When contacted, the spokesman of the Nigeria Customs Service, Mr. Wale Adeniyi, said, “As I speak with you, the first container is still being examined. We understand they are 13 in number. The contents of the first showed it had mortals, bullets and such related items.”

Attempt to obtain a reaction from the First Secretary, Embassy of the Islamic Republic of Iran, Mr. Sadeghazadeh, on Tuesday night failed as he did not answer calls to his phone. He did not also respond to an SMS.

The Movement for the Emancipation of the Niger Delta claimed responsibility for the blasts that cast a slur on Nigeria’s 50th independence anniversary celebration.

MEND leader, Mr. Henry Okar, is facing trial in a Johannesburg Magistrate court in South Africa, for allegedly being the mastermind of the blasts.

His brother, Charles and five others are also being prosecuted in Abuja for their alleged roles in the incident.

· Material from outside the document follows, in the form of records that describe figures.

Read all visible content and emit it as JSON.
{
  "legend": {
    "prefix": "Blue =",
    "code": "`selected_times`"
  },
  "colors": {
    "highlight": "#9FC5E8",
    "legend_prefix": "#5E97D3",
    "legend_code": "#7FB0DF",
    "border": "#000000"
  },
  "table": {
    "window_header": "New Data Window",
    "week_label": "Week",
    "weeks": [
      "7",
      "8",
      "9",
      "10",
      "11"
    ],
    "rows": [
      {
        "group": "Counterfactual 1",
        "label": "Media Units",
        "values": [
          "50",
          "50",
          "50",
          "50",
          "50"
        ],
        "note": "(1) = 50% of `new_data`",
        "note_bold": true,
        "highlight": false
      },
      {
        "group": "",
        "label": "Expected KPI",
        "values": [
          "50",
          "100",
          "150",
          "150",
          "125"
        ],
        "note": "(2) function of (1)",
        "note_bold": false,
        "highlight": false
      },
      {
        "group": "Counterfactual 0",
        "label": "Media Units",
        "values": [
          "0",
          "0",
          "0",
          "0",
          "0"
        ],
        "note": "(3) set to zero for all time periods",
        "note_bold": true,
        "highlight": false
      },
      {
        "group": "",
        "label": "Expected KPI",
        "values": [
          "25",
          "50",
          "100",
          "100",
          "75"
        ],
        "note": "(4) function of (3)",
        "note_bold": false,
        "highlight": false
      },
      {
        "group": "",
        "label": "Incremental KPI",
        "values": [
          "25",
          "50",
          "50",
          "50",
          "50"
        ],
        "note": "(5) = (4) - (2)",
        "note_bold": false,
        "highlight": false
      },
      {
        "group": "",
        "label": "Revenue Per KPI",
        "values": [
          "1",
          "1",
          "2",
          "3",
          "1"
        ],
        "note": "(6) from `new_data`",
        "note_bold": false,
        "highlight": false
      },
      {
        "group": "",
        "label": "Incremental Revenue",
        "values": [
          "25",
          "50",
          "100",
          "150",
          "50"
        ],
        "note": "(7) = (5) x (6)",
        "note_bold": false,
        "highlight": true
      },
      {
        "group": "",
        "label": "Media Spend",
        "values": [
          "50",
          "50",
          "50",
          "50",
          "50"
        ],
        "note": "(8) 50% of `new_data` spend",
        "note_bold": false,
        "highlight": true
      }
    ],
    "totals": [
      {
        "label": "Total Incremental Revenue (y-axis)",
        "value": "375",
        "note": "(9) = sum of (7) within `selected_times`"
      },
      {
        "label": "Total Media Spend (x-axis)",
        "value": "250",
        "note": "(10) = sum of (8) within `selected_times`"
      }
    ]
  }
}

Most kidnap cases, oil platform seizures and disruptions in the Niger Delta are known to have been carried out by the group whose sources of arms and ammunition have largely remained unknown.

The National Task Force Combating Illegal Importation of Goods, Small Arms, Ammunition and Light Weapons had on October 18, impounded a lorry load of arms and ammunition in Onitsha, Anambra State.

The lorry was reportedly parked inside a compound in the city. But with the help of the police, the driver of the vehicle and the suspected importer were arrested.

It is believed that arms-build up was fuelling the violence in different parts of the country this year.

On January 17, clashes between Christians and Moslems in Jos, Plateau State, left at least 26 people dead, hundreds injured and thousands displaced.

In the same Jos, attackers wielding machetes and other dangerous weapons killed hundreds of people on March 7. A Plateau State official reportedly said the death toll could be more than 500, but police sources put it at 55.

In Warri, Delta State, two car bombs exploded some 200 metres away from the state Government House Annex, venue of a two-day post amnesty dialogue on March 15.

Similarly, there was a car bomb explosion along INEC Road in Yenagoa, the Bayelsa State capital on May 2. The bomb exploded few metres away from a hotel belonging to the then deputy governor of the state, Mr. Peremobowei Ebebi.

Also, gunmen men in four speedboats attacked Ebebi’s home with improvised explosives, killing a private security guard on July 23.

On September 7, suspected members of an Islamic sect, Boko Haram, set the Bauchi Central Prison ablaze and freed members of the sect who were jailed in connection with the 2009 violence that rocked the state and some other states in the northern parts of the country.